Pourtant, Chirac bénéficie enfin d'un renfort musical de choc: Johnny Hallyday (bon, il avait également Mireille Mathieu, mais taisons ce soutien qui fait nettement moins honneur au rock'n'roll).

Les deux hommes se sont rapprochés depuis quelques années. VGE étant hors-jeu, Johnny se rabat tout naturellement sur Chirac. Et puis «On a tous quelque chose en nous de Jacques Chirac», ça claque nettement plus que «On a tous quelque chose en nous de Raymond Barre».

Pour fêter ça, la campagne Chirac s'offre une double page dans Télé Poche, avec ce qui restera comme l'une des citations les plus destroy de la carrière de Johnny, qui déclare à propos de son poulain présidentiel: «Il a un cœur gros comme ça.»

Mais un cœur gros comme ça, ça ne suffit pas à gagner une élection, et Chirac est bon pour attendre sept ans de plus. Johnny, lui, restera parmi les fidèles.

Quand Chirac accède enfin à l'Élysée en 1995, ça défile sec au Palais pour ramasser les légions d'honneur et autre breloques. L'indispensable Line Renaud bien sûr, le non moins dispensable Johnny, le fringuant Charles Aznavour, l'ultra-gauchiste Michel Sardou, l'über-punk Yves Duteil ou la postmoderne Nana Mouskouri. Bref, pas de grande nouveauté. Alors dans ces cas-là, on fait quoi? On joue à nouveau la carte de l'international.

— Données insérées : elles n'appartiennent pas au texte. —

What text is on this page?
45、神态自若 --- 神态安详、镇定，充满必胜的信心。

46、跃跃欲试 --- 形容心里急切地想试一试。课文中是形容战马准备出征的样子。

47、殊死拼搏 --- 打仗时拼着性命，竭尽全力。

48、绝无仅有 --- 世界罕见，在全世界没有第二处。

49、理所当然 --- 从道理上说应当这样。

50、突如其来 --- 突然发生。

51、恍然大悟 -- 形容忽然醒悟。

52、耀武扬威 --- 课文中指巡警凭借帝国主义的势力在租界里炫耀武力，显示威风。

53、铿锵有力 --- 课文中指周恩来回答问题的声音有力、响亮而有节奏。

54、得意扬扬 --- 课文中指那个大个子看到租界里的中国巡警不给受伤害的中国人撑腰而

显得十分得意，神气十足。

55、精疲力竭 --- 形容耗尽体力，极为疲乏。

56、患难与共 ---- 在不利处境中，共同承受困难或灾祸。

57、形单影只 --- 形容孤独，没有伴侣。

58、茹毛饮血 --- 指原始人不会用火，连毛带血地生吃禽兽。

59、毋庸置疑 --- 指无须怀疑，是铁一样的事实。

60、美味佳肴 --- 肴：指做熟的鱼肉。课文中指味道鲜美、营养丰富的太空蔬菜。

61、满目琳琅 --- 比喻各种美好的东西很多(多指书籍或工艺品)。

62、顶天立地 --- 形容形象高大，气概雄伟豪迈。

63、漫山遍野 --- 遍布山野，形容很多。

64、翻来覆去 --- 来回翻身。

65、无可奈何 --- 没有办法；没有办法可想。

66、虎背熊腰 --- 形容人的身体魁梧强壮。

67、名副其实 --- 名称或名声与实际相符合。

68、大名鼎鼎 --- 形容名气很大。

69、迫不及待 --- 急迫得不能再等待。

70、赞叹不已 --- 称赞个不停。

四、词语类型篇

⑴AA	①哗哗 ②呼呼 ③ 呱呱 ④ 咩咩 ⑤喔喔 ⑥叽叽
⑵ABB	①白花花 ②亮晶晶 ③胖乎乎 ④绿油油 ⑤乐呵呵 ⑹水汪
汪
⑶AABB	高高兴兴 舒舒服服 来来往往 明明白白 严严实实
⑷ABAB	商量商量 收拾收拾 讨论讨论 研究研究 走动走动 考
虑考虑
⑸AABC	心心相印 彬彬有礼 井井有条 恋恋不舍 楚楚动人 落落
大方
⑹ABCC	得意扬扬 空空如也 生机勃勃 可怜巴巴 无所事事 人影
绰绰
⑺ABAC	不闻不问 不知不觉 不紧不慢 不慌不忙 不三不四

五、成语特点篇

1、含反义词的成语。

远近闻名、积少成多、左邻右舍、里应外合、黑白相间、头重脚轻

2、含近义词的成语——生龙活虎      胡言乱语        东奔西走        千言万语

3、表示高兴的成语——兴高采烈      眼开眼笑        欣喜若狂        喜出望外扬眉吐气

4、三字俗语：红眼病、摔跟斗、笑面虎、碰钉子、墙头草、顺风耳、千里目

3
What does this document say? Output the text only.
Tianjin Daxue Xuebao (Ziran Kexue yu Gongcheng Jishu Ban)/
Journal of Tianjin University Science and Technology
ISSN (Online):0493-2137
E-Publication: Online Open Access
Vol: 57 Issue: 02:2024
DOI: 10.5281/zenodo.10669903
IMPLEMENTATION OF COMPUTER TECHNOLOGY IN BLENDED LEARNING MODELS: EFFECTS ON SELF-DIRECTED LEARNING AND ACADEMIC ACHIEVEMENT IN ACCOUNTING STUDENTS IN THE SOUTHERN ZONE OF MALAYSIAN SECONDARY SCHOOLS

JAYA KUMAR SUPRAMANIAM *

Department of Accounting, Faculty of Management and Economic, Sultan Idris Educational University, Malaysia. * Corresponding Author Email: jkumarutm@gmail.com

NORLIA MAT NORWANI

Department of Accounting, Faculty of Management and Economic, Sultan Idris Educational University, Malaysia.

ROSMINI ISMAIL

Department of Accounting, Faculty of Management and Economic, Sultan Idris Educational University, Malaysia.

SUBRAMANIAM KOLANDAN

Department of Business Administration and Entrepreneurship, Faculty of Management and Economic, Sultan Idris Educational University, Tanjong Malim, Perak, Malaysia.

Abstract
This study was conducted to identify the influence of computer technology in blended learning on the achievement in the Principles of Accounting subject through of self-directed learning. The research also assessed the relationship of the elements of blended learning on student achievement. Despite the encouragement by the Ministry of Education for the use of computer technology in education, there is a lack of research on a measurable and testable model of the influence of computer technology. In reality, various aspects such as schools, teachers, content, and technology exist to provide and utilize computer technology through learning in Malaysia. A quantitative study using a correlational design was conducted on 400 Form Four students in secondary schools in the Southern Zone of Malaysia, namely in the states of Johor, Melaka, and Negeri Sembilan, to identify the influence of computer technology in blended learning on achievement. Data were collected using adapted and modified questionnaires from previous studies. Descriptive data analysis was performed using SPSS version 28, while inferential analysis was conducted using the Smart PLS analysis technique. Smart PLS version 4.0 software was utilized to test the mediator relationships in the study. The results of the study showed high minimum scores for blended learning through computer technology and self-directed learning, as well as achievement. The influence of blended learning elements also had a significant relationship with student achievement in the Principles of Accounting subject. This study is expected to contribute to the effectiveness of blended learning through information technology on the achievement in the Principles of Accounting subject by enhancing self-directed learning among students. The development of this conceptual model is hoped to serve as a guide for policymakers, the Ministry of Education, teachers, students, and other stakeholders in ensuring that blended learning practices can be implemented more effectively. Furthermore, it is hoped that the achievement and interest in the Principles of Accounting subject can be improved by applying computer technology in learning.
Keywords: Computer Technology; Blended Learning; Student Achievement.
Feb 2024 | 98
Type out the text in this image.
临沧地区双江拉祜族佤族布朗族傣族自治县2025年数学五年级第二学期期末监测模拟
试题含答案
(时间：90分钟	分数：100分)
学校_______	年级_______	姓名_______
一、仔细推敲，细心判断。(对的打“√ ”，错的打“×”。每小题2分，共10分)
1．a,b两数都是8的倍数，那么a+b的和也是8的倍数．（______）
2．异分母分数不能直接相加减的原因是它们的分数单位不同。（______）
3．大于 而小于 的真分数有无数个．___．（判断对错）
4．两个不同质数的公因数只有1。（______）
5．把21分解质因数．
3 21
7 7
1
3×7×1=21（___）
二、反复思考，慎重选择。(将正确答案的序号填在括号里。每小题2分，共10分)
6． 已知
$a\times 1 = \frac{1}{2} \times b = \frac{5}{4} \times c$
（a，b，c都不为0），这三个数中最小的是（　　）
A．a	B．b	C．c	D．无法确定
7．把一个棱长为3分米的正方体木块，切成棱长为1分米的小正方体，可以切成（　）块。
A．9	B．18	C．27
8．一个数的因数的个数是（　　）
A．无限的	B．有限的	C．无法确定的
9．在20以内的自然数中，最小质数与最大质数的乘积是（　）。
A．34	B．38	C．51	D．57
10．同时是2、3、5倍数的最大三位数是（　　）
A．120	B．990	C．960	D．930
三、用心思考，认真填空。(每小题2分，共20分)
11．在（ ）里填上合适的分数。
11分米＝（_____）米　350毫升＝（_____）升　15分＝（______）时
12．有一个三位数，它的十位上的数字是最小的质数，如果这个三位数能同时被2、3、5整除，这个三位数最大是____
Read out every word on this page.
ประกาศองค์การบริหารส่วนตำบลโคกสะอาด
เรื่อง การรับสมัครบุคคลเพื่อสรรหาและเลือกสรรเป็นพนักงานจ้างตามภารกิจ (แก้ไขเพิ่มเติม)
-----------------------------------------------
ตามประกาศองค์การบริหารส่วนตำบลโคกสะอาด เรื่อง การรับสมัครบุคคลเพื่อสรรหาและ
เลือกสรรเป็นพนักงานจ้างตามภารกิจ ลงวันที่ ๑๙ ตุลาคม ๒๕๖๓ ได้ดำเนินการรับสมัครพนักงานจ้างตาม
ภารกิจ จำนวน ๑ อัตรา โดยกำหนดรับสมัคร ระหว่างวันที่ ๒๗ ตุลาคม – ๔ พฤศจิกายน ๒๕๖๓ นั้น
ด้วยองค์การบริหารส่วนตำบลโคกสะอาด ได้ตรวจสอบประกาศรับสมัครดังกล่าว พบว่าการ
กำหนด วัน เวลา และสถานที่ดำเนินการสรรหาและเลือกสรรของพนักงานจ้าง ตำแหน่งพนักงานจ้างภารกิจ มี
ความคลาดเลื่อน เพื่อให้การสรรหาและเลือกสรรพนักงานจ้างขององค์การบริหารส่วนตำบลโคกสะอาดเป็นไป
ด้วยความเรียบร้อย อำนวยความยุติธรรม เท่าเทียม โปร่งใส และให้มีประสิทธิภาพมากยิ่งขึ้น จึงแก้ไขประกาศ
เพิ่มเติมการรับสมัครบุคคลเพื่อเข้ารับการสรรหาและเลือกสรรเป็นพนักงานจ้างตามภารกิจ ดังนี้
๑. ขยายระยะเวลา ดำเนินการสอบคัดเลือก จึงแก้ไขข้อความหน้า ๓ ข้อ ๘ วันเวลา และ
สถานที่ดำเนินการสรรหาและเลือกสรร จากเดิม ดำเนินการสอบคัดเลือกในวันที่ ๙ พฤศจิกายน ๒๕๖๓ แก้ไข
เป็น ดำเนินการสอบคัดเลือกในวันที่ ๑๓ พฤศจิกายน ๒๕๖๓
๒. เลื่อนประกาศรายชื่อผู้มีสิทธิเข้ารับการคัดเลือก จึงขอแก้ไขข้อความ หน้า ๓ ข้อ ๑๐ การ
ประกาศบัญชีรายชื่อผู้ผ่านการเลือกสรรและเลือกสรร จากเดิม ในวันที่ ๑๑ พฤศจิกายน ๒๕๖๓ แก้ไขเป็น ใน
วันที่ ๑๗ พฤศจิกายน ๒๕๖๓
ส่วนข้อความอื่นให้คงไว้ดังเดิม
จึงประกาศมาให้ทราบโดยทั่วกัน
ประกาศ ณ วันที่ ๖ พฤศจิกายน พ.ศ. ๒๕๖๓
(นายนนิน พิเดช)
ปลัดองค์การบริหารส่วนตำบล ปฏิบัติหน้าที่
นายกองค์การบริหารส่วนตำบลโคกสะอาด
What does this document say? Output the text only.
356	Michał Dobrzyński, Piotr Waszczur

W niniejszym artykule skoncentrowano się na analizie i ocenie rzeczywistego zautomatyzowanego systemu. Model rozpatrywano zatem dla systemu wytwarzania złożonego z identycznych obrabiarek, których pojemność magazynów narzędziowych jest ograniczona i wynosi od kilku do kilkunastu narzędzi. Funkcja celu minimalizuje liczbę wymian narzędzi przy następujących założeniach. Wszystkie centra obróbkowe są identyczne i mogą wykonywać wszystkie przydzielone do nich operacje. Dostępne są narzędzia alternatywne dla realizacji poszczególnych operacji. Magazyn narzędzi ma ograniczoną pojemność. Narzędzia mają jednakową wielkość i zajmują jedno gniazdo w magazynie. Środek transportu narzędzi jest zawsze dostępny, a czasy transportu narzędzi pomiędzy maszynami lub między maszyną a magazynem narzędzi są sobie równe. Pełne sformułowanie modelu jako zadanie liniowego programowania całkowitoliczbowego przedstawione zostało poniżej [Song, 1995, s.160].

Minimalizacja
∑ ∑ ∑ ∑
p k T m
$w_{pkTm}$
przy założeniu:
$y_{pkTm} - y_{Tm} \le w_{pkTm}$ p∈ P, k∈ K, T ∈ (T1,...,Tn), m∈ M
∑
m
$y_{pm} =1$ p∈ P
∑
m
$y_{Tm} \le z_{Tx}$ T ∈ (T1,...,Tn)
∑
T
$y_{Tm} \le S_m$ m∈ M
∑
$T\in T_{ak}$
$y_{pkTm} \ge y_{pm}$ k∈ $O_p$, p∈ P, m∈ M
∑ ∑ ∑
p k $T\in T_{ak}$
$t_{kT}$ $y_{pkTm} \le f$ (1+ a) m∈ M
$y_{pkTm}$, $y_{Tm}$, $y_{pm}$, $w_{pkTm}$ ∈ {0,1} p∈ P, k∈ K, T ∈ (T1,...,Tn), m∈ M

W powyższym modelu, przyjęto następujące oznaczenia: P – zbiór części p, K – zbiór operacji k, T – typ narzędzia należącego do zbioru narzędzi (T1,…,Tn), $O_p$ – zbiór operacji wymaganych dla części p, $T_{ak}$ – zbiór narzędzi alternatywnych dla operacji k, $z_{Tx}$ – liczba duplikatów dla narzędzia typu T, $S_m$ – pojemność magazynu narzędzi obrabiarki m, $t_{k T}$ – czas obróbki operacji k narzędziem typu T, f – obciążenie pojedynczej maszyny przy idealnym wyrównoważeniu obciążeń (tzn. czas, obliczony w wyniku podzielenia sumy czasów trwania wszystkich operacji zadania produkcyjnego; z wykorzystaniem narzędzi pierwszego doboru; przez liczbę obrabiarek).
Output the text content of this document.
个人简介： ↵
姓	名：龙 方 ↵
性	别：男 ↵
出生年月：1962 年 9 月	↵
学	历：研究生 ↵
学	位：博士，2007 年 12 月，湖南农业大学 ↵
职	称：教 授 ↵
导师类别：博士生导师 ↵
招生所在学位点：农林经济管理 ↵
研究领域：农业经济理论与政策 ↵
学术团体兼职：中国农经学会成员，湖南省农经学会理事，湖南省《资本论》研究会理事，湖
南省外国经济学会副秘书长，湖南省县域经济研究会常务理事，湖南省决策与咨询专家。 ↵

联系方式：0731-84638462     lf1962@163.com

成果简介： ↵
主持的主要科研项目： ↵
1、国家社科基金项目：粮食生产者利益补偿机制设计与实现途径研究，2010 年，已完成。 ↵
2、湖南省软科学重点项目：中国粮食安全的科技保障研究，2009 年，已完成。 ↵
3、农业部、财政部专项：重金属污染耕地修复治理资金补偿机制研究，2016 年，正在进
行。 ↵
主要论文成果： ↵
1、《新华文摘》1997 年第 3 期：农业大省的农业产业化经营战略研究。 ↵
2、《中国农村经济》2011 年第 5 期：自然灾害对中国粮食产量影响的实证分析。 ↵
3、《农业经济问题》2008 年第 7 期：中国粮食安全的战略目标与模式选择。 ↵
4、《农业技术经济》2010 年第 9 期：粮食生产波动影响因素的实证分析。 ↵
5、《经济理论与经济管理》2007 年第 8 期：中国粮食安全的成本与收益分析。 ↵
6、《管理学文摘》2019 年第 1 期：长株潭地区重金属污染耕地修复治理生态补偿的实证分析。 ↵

C'est ainsi qu'en juin 2002, Chirac reçoit un Bono venu lui chanter son habituel couplet sur la dette des pays pauvres.


Bono et Jacques Chirac à l'Élysée, le 20 juin 2002. | Éric Gaillard / Pool / AFP

Le courant passe, et les deux remettent le couvert en février 2003, cette fois pour parler de la lutte contre le sida. Le président de la République est alors en pleine opposition à la guerre en Irak, et ça, Bono aime bien. Se dresser contre la guerre, c'est plus cool que des essais nucléaires.

Le chanteur de U2 en profite pour sortir de l'Élysée avec sa légion d'honneur. In the Name of Love. Tellement love qu'ils se croiseront encore en Écosse en 2005, à l'occasion d'un sommet du G8. C'est quand même plus sympa de se coltiner Bono que George W. Bush.

Pourtant, Bono n'écrira jamais une belle chanson sur son pote Jacques. Depuis quelques années, d'autres s'en chargent déjà, et ce n'est pas particulièrement flatteur: Bérurier Noir, Zebda, Mano Negra, Wampas et bien d'autres envoient leurs amabilités.

Hélas, ni Line Renaud, ni Johnny n'enregistreront d'hymne pro-Chirac en riposte. Il n'est jamais trop tard: peut-être qu'un jour, quelqu'un quelque part lui écrira la ritournelle qu'il aurait aimé entendre à son propos. Et si elle n'arrive jamais, ce qui est fort probable, alors Chirac aura eu bien raison de ne pas aimer la musique et de se réfugier dans les arts premiers. Au moins, les vieilles statues, ça ne chante pas.